The AIDS crisis kills more than one person every minute worldwide. However, effective HIV treatment and prevention tools exist that, if deployed equitably and at scale, could end the pandemic globally.
The activists demanded lawmakers reject the proposed domestic HIV funding cuts, and immediately reauthorize PEPFAR for five years, with only a date change in the legislation.
This summer, a Republican subcommittee of the House of Representatives passed a budget for the upcoming fiscal year that, if accepted, would eliminate $767 million from HIV funding in the FY24 budget. This funding for ending the HIV epidemic across the nation would slash millions from the HIV Prevention Program, administered by the CDC and from the HRSA-administered Ryan White HIV/AIDS Program.
Housing Works and Health GAP are demanding that the Budget Conference Committee, comprising lawmakers from the Senate and the House, support the HIV funding levels and report language proposed by the Senate Labor, Health and Human Services, Education and Related Agencies (LHHS) appropriations subcommittee for FY24 and that the House of Representatives Foreign Affairs Committee (HFAC), of which Rep. McCaul is Chair, introduce a bill to reauthorize PEPFAR for five years, with nothing more than a date change.
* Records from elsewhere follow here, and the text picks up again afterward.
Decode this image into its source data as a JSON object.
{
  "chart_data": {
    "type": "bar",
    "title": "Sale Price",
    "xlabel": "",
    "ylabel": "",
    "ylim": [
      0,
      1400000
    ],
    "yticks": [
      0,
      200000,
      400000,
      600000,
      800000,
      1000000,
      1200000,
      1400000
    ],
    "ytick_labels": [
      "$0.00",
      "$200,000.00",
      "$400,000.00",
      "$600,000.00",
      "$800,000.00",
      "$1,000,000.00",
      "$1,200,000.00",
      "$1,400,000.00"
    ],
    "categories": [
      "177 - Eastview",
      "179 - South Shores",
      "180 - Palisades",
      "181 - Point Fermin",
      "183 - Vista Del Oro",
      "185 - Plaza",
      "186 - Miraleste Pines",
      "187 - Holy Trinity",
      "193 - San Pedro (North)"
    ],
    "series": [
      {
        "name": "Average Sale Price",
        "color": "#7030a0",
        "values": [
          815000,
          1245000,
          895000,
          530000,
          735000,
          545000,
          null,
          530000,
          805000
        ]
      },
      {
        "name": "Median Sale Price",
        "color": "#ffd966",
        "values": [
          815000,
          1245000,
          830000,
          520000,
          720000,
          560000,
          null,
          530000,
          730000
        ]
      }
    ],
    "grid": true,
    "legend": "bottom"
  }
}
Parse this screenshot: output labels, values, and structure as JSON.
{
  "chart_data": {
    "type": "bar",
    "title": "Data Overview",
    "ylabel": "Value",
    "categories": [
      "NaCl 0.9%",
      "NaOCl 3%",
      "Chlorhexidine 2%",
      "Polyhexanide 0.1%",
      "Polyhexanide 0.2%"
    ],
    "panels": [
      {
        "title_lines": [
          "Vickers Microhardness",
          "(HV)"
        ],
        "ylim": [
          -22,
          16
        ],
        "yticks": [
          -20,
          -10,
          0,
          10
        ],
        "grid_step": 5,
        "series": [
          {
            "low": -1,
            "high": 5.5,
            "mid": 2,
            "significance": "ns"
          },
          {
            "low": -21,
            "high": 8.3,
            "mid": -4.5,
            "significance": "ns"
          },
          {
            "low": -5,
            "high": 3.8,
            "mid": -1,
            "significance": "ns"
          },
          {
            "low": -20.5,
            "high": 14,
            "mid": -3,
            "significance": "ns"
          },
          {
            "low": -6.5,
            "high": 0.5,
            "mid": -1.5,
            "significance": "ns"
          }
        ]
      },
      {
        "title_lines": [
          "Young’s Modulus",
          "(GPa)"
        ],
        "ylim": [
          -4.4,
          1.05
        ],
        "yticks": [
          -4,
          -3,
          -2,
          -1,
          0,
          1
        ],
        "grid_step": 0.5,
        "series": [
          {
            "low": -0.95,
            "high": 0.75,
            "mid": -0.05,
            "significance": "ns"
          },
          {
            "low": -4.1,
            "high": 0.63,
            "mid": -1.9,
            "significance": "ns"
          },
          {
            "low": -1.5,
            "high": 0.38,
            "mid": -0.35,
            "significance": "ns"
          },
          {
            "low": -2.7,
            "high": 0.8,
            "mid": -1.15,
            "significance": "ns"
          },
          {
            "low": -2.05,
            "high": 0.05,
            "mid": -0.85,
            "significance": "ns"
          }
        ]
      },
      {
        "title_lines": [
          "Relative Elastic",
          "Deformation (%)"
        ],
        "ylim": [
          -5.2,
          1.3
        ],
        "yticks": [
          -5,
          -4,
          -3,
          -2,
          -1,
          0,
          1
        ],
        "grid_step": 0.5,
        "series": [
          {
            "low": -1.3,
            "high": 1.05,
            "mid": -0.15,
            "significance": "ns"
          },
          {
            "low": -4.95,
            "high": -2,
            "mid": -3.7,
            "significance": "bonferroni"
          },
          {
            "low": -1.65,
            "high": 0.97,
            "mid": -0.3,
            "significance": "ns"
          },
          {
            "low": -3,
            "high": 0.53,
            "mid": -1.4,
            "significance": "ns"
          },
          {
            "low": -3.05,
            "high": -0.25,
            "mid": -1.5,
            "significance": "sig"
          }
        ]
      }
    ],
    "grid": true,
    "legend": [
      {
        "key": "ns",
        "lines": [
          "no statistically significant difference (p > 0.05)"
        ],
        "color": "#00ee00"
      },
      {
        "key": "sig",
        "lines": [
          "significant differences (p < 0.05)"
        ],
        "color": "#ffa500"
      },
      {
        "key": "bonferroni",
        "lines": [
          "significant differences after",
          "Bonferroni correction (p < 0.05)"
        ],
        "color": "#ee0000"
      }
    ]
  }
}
For decades, Republicans and Democrats alike have worked together in Congress toward the goal of ending the HIV epidemic. The proposal by the Labor, Health and Human Services, Education, and Related Agencies Subcommittee of the House Appropriations Committee includes nearly $500 million in cuts to critical, lifesaving programs. These proposed cuts include $238.5 million from the Ryan White HIV/AIDS Program, $226 million from the National Center for HIV, Viral Hepatitis, STD and TB Prevention at the Centers for Disease Control and Prevention, and $32 million from the Minority HIV/AIDS Fund.
From the beginning of the epidemic, HIV has disproportionately affected Black and Brown communities, especially gay and bisexual men, transgender people, and women who engage in sex work or have other risk factors. These budget cuts would not only bring efforts to end the epidemic to a halt, but they would lead to setbacks in places where we have been making significant progress.